Re: Why is SolrCloud doing a full copy of the index?

2013-05-06 Thread Michael Della Bitta
Hi Shawn,

Thanks a lot for this entry!

I'm wondering, when you say Garbage collections that happen more often
than ten or so times per minute may be an indication that the heap size is
too small, do you mean *any* collections, or just full collections?


Michael Della Bitta


Appinions
18 East 41st Street, 2nd Floor
New York, NY 10017-6271

www.appinions.com

Where Influence Isn’t a Game


On Sat, May 4, 2013 at 1:55 PM, Shawn Heisey s...@elyograg.org wrote:

 On 5/4/2013 11:45 AM, Shawn Heisey wrote:
  Advance warning: this is a long reply.

 I have condensed some relevant performance problem information into the
 following wiki page:

 http://wiki.apache.org/solr/SolrPerformanceProblems

 Anyone who has additional information for this page, feel free to add
 it.  I hope I haven't made too many mistakes!

 Thanks,
 Shawn




Re: Why is SolrCloud doing a full copy of the index?
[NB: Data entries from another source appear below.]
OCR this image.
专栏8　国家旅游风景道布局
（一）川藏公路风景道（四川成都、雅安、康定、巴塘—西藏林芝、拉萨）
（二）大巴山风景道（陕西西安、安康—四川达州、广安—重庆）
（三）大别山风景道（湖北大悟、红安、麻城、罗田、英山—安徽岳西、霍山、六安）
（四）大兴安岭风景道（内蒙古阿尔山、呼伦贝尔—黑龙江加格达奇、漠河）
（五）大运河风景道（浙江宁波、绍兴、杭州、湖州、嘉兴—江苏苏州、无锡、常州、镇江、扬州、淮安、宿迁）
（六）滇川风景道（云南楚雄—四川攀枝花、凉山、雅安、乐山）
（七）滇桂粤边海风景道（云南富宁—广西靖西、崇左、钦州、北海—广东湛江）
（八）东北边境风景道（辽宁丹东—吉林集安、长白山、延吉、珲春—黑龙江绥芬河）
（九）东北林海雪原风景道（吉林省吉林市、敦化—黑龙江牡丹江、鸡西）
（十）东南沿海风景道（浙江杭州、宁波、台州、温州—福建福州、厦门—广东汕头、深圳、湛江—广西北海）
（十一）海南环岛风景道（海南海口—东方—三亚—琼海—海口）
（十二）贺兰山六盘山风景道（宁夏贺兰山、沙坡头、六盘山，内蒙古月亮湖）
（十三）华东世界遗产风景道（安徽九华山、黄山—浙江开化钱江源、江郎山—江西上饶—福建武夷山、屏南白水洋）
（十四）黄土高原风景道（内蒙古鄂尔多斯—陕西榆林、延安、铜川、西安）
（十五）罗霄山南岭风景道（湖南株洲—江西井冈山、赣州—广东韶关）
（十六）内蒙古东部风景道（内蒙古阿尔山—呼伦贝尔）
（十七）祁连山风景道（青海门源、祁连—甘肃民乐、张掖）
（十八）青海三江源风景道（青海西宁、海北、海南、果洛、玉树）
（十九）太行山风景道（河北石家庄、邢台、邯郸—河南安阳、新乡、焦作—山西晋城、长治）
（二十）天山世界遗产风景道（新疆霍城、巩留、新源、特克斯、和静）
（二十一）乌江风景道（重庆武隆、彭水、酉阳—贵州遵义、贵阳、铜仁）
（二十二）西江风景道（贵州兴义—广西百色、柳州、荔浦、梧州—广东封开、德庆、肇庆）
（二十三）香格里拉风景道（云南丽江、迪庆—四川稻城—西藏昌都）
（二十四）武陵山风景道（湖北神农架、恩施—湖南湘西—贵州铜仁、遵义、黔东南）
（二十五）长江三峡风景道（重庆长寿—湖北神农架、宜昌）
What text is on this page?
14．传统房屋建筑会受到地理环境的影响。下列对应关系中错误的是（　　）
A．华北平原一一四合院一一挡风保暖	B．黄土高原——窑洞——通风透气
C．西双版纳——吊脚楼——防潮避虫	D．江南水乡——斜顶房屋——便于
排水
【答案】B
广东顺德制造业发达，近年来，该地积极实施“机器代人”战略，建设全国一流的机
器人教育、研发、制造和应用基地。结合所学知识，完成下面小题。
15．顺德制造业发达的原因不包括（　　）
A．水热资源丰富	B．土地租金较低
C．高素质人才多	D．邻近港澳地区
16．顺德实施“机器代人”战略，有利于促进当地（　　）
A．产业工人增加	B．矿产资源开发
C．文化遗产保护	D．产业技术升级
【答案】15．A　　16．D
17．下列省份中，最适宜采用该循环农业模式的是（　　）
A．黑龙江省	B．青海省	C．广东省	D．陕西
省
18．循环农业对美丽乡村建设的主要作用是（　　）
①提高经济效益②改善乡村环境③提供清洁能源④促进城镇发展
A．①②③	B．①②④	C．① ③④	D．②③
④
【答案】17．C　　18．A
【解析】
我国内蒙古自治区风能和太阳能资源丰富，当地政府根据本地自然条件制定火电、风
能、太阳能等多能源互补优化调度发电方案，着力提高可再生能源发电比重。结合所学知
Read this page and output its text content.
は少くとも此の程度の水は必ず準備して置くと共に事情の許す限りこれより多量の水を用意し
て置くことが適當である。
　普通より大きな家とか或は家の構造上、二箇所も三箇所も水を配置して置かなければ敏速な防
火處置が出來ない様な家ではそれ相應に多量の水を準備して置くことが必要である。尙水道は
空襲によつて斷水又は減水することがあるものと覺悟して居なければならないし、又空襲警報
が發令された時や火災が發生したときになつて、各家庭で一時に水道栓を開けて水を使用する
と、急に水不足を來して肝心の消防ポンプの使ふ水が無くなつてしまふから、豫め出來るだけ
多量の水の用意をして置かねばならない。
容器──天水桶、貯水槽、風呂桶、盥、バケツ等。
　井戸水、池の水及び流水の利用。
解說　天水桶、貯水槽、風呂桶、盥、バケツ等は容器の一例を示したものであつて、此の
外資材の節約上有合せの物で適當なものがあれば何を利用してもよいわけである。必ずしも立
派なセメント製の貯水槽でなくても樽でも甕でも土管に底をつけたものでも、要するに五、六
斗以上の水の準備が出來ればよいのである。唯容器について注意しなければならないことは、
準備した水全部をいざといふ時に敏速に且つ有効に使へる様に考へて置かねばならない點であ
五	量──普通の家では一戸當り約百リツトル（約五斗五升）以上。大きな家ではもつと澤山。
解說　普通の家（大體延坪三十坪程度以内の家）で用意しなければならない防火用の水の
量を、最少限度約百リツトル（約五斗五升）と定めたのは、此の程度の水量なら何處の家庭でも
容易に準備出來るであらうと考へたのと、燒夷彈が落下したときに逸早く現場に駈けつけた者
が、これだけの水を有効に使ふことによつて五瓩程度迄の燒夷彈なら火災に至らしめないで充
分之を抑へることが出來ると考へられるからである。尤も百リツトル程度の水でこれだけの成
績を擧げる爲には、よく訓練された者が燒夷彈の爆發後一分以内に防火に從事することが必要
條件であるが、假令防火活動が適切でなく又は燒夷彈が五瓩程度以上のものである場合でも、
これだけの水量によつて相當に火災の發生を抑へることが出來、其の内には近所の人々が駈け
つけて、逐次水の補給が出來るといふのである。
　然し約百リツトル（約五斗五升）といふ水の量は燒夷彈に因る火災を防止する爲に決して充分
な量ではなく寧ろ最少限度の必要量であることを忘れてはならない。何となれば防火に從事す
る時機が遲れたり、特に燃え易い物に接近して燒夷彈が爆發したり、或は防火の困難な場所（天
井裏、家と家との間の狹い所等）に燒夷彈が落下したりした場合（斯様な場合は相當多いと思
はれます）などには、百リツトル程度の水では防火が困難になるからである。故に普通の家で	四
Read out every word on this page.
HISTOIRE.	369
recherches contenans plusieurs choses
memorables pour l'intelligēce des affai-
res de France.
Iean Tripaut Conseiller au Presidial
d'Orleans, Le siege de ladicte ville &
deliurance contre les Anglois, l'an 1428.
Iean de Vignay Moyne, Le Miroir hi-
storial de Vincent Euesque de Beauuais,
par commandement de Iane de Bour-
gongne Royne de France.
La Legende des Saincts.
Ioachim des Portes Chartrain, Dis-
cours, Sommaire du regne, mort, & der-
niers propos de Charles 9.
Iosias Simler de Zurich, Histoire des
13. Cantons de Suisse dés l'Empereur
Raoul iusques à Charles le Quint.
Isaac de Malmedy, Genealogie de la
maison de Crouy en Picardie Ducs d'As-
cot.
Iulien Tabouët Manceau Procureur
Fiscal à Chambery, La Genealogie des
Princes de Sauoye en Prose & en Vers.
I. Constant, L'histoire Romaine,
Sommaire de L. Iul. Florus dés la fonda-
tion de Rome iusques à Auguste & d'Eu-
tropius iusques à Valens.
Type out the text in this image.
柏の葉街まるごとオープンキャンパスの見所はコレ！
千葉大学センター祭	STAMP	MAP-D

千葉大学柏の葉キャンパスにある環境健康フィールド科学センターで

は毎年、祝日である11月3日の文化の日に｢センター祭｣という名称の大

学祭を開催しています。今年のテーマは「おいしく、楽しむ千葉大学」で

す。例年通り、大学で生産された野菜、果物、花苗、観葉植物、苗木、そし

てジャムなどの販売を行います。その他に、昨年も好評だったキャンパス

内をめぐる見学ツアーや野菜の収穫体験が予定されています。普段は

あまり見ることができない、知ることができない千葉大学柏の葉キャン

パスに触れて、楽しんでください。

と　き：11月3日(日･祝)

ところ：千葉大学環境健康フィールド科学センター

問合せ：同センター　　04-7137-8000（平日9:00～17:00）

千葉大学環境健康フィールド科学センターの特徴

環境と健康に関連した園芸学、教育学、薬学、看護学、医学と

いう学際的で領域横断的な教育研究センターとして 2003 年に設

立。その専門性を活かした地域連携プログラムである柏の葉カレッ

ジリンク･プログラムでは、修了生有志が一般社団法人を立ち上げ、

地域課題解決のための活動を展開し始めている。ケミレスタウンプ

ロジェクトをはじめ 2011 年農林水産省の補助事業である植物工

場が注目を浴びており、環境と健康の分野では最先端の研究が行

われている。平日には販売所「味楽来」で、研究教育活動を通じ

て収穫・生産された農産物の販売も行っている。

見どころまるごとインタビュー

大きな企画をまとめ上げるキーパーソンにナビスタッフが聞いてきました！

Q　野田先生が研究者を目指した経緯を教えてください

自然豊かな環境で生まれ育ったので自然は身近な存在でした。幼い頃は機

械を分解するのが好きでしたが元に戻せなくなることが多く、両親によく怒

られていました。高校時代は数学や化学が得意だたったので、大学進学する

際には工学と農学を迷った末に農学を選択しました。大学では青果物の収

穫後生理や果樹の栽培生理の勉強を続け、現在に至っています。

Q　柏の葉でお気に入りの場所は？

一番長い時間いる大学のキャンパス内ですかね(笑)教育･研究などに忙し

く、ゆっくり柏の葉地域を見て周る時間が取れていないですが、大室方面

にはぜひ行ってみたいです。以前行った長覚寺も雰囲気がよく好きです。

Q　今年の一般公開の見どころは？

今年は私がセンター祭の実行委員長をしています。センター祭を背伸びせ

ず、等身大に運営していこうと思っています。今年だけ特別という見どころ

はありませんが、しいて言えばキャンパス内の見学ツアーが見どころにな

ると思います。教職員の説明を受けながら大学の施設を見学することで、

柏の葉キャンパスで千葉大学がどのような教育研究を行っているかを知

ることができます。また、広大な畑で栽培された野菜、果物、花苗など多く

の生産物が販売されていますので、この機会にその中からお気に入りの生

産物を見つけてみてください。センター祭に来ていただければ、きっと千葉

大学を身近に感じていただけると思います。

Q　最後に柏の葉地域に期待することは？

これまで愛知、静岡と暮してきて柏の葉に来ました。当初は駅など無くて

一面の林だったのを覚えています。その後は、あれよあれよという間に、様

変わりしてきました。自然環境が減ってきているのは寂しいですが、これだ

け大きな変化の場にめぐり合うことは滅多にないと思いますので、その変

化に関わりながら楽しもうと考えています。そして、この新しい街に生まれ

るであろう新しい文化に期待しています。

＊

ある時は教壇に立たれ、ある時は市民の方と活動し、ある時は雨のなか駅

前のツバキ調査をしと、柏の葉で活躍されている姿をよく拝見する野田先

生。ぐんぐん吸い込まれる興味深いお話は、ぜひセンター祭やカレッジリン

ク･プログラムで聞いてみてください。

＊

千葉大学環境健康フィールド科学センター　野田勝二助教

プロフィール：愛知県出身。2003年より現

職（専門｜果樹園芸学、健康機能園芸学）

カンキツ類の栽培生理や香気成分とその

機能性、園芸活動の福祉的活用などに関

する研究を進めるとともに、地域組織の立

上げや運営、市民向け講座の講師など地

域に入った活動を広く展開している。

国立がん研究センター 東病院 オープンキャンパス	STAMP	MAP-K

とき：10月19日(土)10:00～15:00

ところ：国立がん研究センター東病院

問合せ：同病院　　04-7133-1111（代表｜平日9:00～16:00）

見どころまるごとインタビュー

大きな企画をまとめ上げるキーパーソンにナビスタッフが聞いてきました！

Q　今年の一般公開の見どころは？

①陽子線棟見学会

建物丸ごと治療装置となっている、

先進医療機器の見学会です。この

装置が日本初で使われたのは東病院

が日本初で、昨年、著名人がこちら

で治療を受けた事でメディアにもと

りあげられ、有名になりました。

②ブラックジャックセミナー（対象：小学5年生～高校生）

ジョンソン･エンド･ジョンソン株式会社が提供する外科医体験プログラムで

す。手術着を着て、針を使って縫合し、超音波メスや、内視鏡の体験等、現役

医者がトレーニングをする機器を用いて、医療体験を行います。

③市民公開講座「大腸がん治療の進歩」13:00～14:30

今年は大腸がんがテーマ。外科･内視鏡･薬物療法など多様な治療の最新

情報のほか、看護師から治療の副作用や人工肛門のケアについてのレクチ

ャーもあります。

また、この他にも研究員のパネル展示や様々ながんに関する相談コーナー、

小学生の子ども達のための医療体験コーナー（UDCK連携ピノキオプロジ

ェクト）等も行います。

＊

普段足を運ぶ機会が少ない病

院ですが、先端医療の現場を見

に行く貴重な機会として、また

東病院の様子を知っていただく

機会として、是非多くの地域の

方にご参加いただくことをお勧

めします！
2013-05-06 Thread Shawn Heisey

On 5/6/2013 1:39 PM, Michael Della Bitta wrote:

Hi Shawn,

Thanks a lot for this entry!

I'm wondering, when you say Garbage collections that happen more often
than ten or so times per minute may be an indication that the heap size is
too small, do you mean *any* collections, or just full collections?


My gut reaction is any collection, but in extremely busy environments a 
rate of ten per minute might be a very slow day on a setup that's 
working perfectly.


As I wrote that particular bit, I was thinking that any number I put 
there was probably wrong for some large subset of users, but I wanted to 
finish putting down my thoughts and improve it later.


Thanks,
Shawn



Re: Why is SolrCloud doing a full copy of the index?

2013-05-06 Thread Otis Gospodnetic
Hi,

I just looked at SPM monitoring we have for Solr servers that run
search-lucene.com.  One of them has 1-2 collections/minute.  Another
one closer to 10.  These are both small servers with small JVM heaps.
Here is a graph of one of them:

https://apps.sematext.com/spm/s/104ppwguao

Just looked at some other Java servers we have running, not Solr, and
I see close to 60 small collections per minute.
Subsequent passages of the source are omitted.